2003 Dec;64(12):1449-54. PubMed
- 9. Lainez MJ, Pascual J, Pascual AM, Santonja
JM, Ponz A, Salvador A. Topiramate in the prophylaxis of cluster headache. Headache. 2003 Jul-Aug;43(7):784-9 PubMed
- 10. Khazaal Y, Cornuz J, Bilancioni R,
Zullino DF. Topiramate for smoking cessation. Psychiatry Clin
Neurosci. 2006 Jun;60(3):384-8.
- 11. McElroy SL, Shapira NA, Arnold LM,
Keck PE, Rosenthal NR, Wu SC, Capece JA, Fazzio L, Hudson JI.
Long-term use of topiramate in the binge-eating disorder
associated with obesity. J Clin Psychiatry. 2004 Nov;65(11):1463-9.
- 12. Chong MS, Libretto SE. The rationale
and use of topiramate for treating neuropathic pain. Clin J
Pain. 2003 Jan-Feb;19(1):59-68. PubMed
- 13. Zullino DF, Krenz S, Zimmerman G,
Miozzari A, Rajeswaran R, Kolly S, Khazaal Y.

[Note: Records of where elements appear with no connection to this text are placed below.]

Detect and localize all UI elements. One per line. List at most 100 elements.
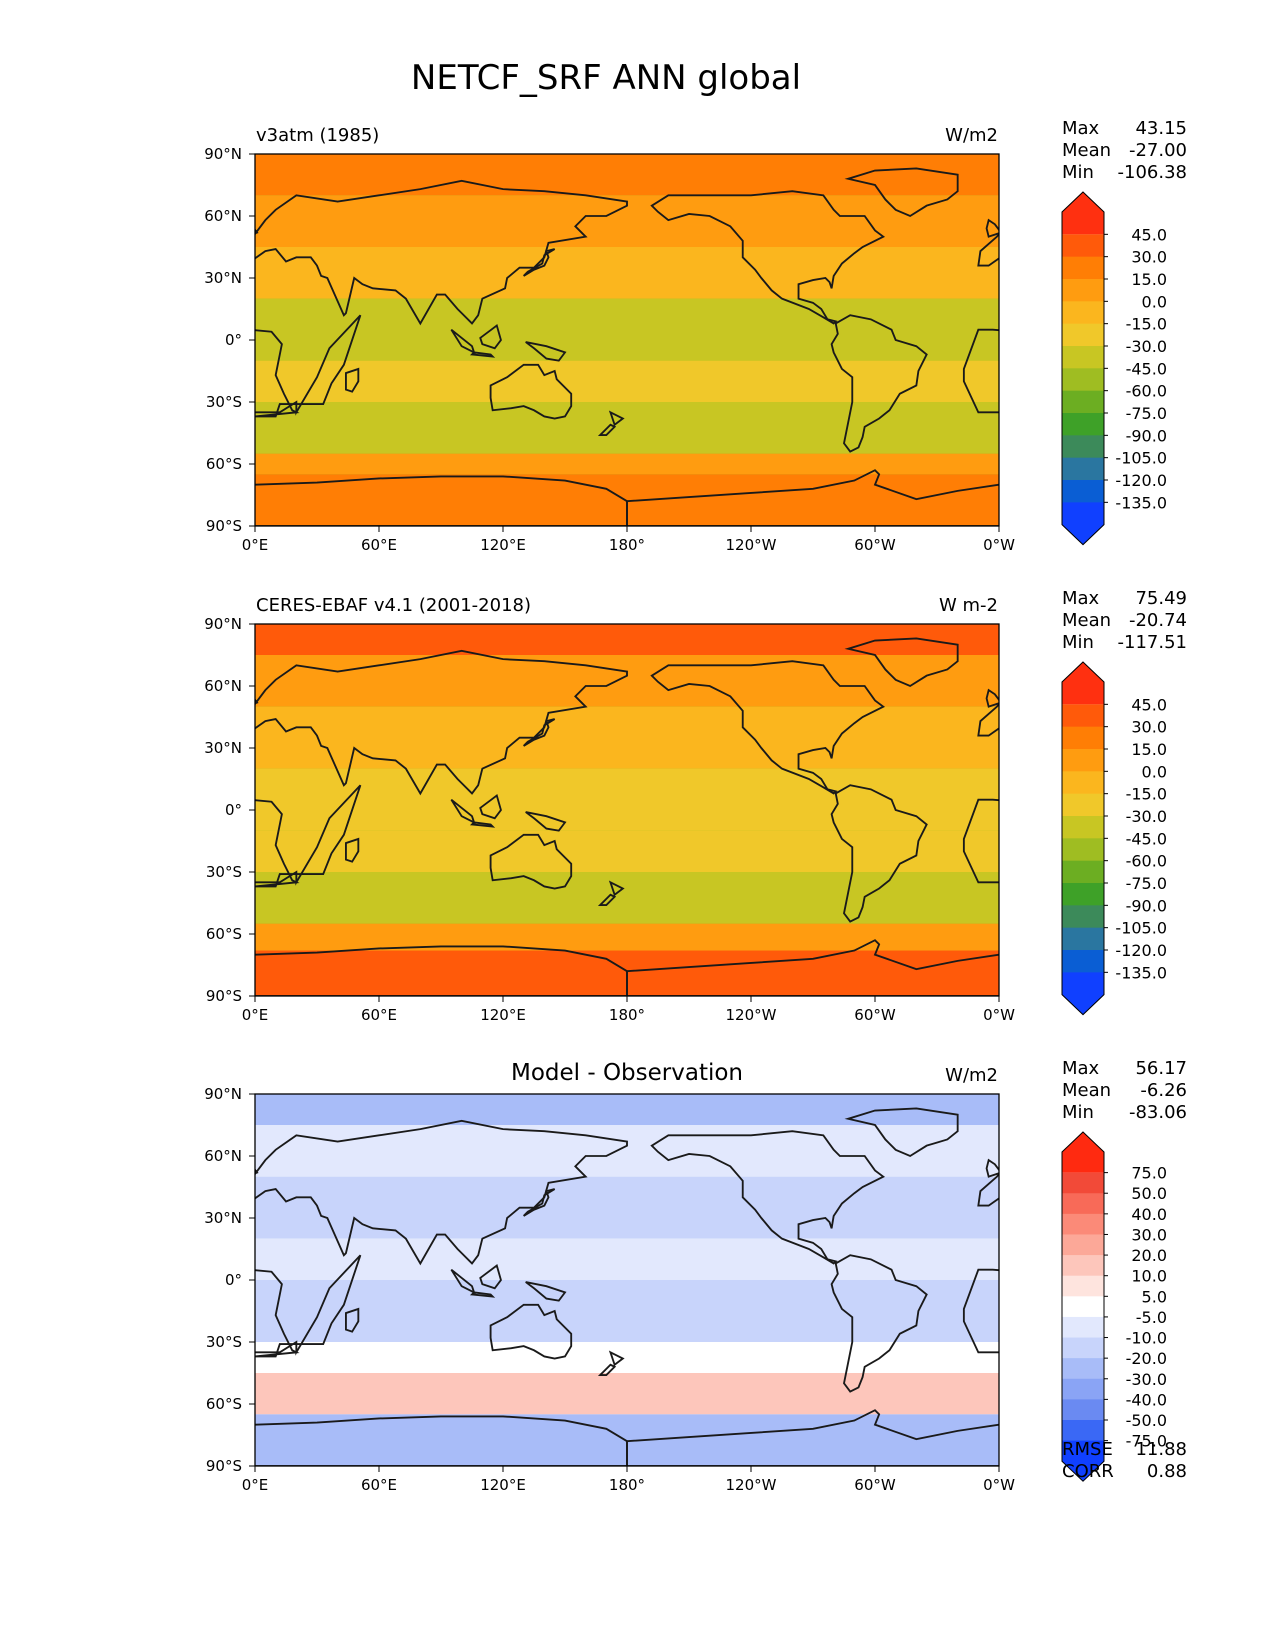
field-band <box>255 1176 999 1239</box>
x-tick-label: 0°E <box>242 536 269 554</box>
colorbar-outline <box>1061 1131 1105 1482</box>
colorbar-segment <box>1062 1358 1104 1380</box>
colorbar-label: -90.0 <box>1126 896 1167 915</box>
field-band <box>255 1094 999 1125</box>
field-band <box>255 360 999 402</box>
y-tick-label: 60°S <box>206 925 242 943</box>
score-value: 0.88 <box>1147 1461 1187 1482</box>
map-field <box>255 1094 999 1466</box>
colorbar-label: -90.0 <box>1126 426 1167 445</box>
x-tick-label: 180° <box>609 536 645 554</box>
colorbar-label: -105.0 <box>1115 919 1167 938</box>
colorbar-label: -15.0 <box>1126 785 1167 804</box>
stat-value: -83.06 <box>1129 1102 1187 1123</box>
colorbar-label: -15.0 <box>1126 315 1167 334</box>
colorbar-label: -120.0 <box>1115 941 1167 960</box>
colorbar-label: 20.0 <box>1131 1246 1167 1265</box>
colorbar-segment <box>1062 1275 1104 1297</box>
field-band <box>255 872 999 924</box>
field-band <box>255 1373 999 1415</box>
field-band <box>255 1342 999 1373</box>
stat-label: Max <box>1062 118 1100 139</box>
y-tick-label: 90°S <box>206 987 242 1005</box>
y-tick-label: 90°S <box>206 1457 242 1475</box>
panel-model: v3atm (1985) W/m2 0°E 60°E 120°E 180° 120°W 6… <box>204 118 1187 554</box>
colorbar-segment <box>1062 301 1104 325</box>
colorbar-outline <box>1061 661 1105 1016</box>
colorbar-segment <box>1062 838 1104 862</box>
colorbar-segment <box>1062 1337 1104 1359</box>
y-tick-label: 0° <box>225 1271 242 1289</box>
colorbar-label: 30.0 <box>1131 248 1167 267</box>
colorbar-segment <box>1062 1213 1104 1236</box>
stat-value: -6.26 <box>1140 1080 1187 1101</box>
x-tick-label: 0°W <box>983 536 1015 554</box>
colorbar-segment <box>1062 234 1104 258</box>
colorbar-label: -40.0 <box>1126 1390 1167 1409</box>
field-band <box>255 768 999 831</box>
panel-units: W/m2 <box>945 1065 998 1086</box>
field-band <box>255 453 999 475</box>
colorbar-segment <box>1062 905 1104 929</box>
colorbar-label: 0.0 <box>1142 762 1167 781</box>
field-band <box>255 1125 999 1177</box>
colorbar-label: -75.0 <box>1126 404 1167 423</box>
y-tick-label: 60°N <box>204 207 242 225</box>
y-tick-label: 90°N <box>204 1085 242 1103</box>
stat-value: 43.15 <box>1135 118 1187 139</box>
colorbar-segment <box>1062 256 1104 280</box>
colorbar-segment <box>1062 435 1104 459</box>
colorbar-label: 75.0 <box>1131 1164 1167 1183</box>
colorbar-outline <box>1061 191 1105 546</box>
colorbar-segment <box>1062 771 1104 795</box>
field-band <box>255 247 999 299</box>
colorbar-label: -50.0 <box>1126 1411 1167 1430</box>
panel-units: W/m2 <box>945 125 998 146</box>
colorbar-label: 45.0 <box>1131 695 1167 714</box>
colorbar-segment <box>1062 1316 1104 1339</box>
colorbar-extend-min <box>1062 502 1104 545</box>
colorbar-label: 5.0 <box>1142 1287 1167 1306</box>
x-tick-label: 60°W <box>854 1006 896 1024</box>
stat-label: Mean <box>1062 610 1111 631</box>
colorbar-segment <box>1062 1255 1104 1277</box>
colorbar-segment <box>1062 413 1104 436</box>
panel-difference: Model - Observation W/m2 0°E 60°E 120°E 180… <box>204 1058 1187 1494</box>
colorbar-segment <box>1062 927 1104 951</box>
x-tick-label: 180° <box>609 1476 645 1494</box>
stat-label: Mean <box>1062 140 1111 161</box>
colorbar: 45.0 30.0 15.0 0.0 -15.0 -30.0 -45.0 -60.0 -75.0… <box>1061 661 1167 1016</box>
field-band <box>255 923 999 951</box>
colorbar-extend-max <box>1062 1132 1104 1173</box>
x-tick-label: 120°W <box>726 1476 777 1494</box>
colorbar-label: 15.0 <box>1131 740 1167 759</box>
y-tick-label: 30°S <box>206 863 242 881</box>
colorbar-label: -30.0 <box>1126 337 1167 356</box>
stats-box: Max 43.15 Mean -27.00 Min -106.38 <box>1062 118 1187 183</box>
x-tick-label: 60°E <box>361 1006 397 1024</box>
colorbar-label: -45.0 <box>1126 829 1167 848</box>
field-band <box>255 830 999 872</box>
colorbar-segment <box>1062 726 1104 750</box>
stat-label: Mean <box>1062 1080 1111 1101</box>
score-value: 11.88 <box>1135 1439 1187 1460</box>
field-band <box>255 154 999 196</box>
y-tick-label: 60°S <box>206 455 242 473</box>
colorbar-label: -30.0 <box>1126 807 1167 826</box>
y-tick-label: 30°N <box>204 269 242 287</box>
colorbar-segment <box>1062 1399 1104 1421</box>
stat-value: -117.51 <box>1118 632 1187 653</box>
stat-label: Min <box>1062 162 1094 183</box>
y-tick-label: 90°N <box>204 145 242 163</box>
colorbar-segment <box>1062 1378 1104 1400</box>
colorbar-extend-max <box>1062 662 1104 705</box>
colorbar: 45.0 30.0 15.0 0.0 -15.0 -30.0 -45.0 -60.0 -75.0… <box>1061 191 1167 546</box>
colorbar-label: 30.0 <box>1131 718 1167 737</box>
field-band <box>255 1238 999 1280</box>
map-field <box>255 624 999 996</box>
y-tick-label: 30°S <box>206 1333 242 1351</box>
colorbar-label: -20.0 <box>1126 1349 1167 1368</box>
colorbar-segment <box>1062 860 1104 884</box>
x-tick-label: 0°E <box>242 1476 269 1494</box>
colorbar-segment <box>1062 1420 1104 1442</box>
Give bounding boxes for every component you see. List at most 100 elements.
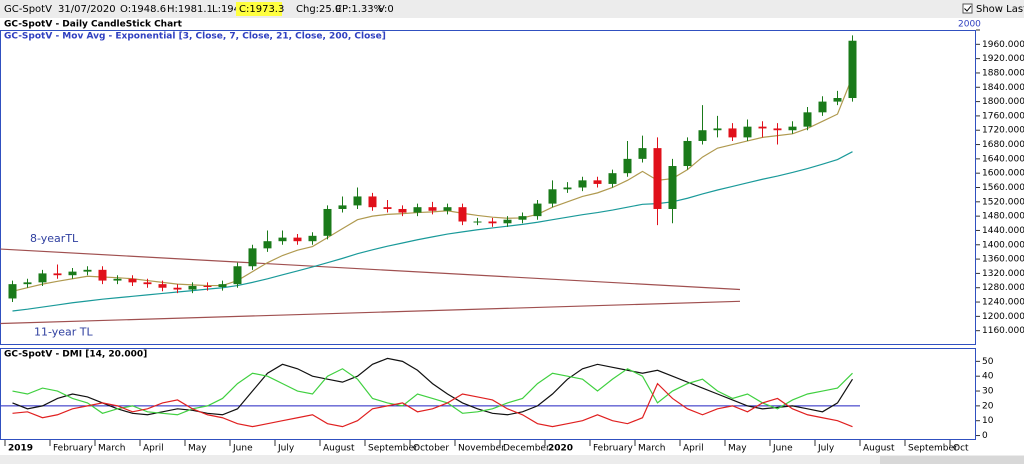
x-tick-label: May: [728, 444, 747, 454]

Subst Abus. 2005 Dec;25(4):27-33. PubMed
- 14. Wilding J, Van Gaal L, Rissanen A,
Vercruysse F, Fitchet M; OBES-002 Study Group. A randomized
double-blind placebo-controlled study of the long-term efficacy
and safety of Topamax in obese subjects.
Int J Obes Relat Metab Disord. 2004 Nov;28(11):1399-410.
- 15. Gadde KM, Allison DB, Ryan DH, Peterson CA, Troupin B, Schwiers ML, Day WW. Effects of phentermine plus topiramate combination on weight and associated comorbidities in overweight and obese adults (CONQUER): a randomised, placebo-controlled, phase 3 trial. Lancet. 2011 Apr 16;377(9774):1341-52. PubMed
Last updated: December 2013
- Topiramate is a sulfamate-substituted monosaccharide,
related to fructose, a rather unusual chemical structure for an anticonvulsant.
- Topamax was originally developed as an oral hypoglycaemic agent afterward approved as anticonvulsant.